Mr. Bush, who had planned to stay above the fray until Democrats selected their presidential nominee, accelerated his campaign timetable after being forced on the defensive by criticism over his handling of the economy and the war in Iraq, as well as questions about his military service during the Vietnam War. Mr. Bush served stateside in the Texas Air National Guard.
On the economy, Mr. Bush said voters would decide between "tax relief that is moving this economy forward" or "putting the burden of higher taxes back on the American people." Both Kerry and his closest rival, Sen. John Edwards of North Carolina, have called for rolling back Bush tax cuts for people earning $200,000 and over.
Mr. Bush also cast the election as a referendum on his performance as commander in chief, asserting that Democrats can't be trusted to protect the country from terrorism. He ridiculed war opponents.
"They now agree that the world is better off with Saddam out of power. They just didn't support removing Saddam from power," Mr. Bush said to laughter from the audience. "Maybe they were hoping he would lose the next Iraqi election."

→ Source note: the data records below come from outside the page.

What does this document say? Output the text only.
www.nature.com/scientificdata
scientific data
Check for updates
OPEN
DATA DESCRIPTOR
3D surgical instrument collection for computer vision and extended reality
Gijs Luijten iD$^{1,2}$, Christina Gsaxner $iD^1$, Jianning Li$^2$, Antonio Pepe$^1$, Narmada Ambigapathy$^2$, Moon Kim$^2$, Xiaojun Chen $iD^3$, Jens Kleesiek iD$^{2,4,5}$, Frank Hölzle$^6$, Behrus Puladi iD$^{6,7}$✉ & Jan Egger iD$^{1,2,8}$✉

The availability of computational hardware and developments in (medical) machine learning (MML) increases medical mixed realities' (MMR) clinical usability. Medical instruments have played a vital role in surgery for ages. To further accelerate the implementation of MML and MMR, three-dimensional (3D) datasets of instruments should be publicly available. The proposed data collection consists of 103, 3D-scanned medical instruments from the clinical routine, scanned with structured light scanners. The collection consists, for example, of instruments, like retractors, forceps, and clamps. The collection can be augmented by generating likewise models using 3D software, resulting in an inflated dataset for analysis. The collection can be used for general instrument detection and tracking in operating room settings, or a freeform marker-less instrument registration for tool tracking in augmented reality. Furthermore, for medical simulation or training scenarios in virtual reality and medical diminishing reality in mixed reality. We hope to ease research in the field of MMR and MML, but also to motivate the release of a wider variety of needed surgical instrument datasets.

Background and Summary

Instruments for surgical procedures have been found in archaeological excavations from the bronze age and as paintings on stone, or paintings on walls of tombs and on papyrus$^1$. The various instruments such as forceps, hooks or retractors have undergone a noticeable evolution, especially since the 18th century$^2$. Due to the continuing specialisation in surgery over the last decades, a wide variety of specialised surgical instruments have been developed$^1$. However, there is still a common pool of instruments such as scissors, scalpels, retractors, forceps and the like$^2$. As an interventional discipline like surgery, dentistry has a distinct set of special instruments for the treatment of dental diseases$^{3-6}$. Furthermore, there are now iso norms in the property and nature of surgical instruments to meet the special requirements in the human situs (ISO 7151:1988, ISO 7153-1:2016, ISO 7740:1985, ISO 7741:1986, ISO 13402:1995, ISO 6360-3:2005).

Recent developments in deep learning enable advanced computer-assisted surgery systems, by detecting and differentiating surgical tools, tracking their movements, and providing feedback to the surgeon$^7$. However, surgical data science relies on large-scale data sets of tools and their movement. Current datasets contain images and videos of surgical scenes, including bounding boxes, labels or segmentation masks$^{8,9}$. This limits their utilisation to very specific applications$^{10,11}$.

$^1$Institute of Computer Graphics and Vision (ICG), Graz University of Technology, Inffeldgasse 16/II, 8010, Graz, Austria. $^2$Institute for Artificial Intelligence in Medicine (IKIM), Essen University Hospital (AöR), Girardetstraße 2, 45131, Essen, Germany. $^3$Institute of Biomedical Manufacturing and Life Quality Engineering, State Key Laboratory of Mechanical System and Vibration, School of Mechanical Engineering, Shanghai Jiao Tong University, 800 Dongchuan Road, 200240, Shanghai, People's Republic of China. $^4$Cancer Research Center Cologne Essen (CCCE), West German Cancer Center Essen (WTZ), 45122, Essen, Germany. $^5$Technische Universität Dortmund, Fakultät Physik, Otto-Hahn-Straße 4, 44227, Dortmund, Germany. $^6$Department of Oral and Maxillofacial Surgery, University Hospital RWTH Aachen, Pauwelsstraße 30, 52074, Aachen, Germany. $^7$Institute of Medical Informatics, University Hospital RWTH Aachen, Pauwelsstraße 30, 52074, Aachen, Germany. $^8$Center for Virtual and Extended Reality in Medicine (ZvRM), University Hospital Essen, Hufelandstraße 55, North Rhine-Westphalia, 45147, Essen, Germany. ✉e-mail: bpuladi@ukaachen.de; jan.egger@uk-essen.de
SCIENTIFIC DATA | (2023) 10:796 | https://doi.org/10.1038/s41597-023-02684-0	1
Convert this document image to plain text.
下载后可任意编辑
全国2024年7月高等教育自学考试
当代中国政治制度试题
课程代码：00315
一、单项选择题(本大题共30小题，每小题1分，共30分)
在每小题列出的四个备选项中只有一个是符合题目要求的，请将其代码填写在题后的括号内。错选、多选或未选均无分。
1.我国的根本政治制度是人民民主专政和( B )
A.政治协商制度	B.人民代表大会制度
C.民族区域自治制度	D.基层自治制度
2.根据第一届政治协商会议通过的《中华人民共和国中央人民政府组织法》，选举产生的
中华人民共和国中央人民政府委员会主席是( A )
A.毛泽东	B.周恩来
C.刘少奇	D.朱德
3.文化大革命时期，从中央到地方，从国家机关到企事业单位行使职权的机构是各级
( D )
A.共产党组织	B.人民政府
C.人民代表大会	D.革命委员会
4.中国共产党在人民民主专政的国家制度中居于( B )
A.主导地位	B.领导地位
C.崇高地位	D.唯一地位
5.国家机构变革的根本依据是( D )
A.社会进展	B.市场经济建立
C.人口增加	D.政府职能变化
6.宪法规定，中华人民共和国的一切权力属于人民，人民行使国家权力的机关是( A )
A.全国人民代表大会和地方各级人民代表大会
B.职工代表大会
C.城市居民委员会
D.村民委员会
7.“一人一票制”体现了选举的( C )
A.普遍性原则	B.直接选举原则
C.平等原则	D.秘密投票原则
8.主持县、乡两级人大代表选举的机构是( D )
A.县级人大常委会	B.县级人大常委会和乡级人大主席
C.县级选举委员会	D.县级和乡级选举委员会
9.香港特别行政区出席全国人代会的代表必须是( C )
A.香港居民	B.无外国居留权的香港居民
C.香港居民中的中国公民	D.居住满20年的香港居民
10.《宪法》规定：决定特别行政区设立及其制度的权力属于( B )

Mr. Bush said voters face "a choice between an America that leads the world with strength and confidence, or an America that is uncertain in the face of danger."
Anticipating Mr. Bush's remarks, Kerry told supporters in New York that Mr. Bush is running scared.
"He's going to lay out what he calls his vision," Kerry said of Mr. Bush's speech. "I think it is extraordinary that four years into this administration we're finally going to get what this president calls his vision for the nation."
Mr. Bush's spokesman, Scott McClellan, said Monday that the president began filming campaign commercials about two weeks ago in the White House residence.
The ads will air on cable TV around the country and on network stations in competitive markets, with the slogan: "Steady Leadership in Times of Change." They begin airing March 4, just two days after the wave of primary elections that is likely to cement the Democrats' pick to challenge Mr. Bush.
Mr. Bush's approval ratings has dipped around 50 percent in recent polls — some in the high 40s.
Mr. Bush, his loyalists and their relatives were maintaining their heavy fund-raising efforts this week. Vice President Dick Cheney was picking up campaign cash Monday in Kansas and Minnesota.
The president was heading to Kentucky and North Carolina to raise cash Thursday, the same day Florida Gov. Jeb Bush was raising money for his brother in Atlanta. And Lynne Cheney, the vice president's wife, was heading to Toledo, Ohio for re-election money on Friday.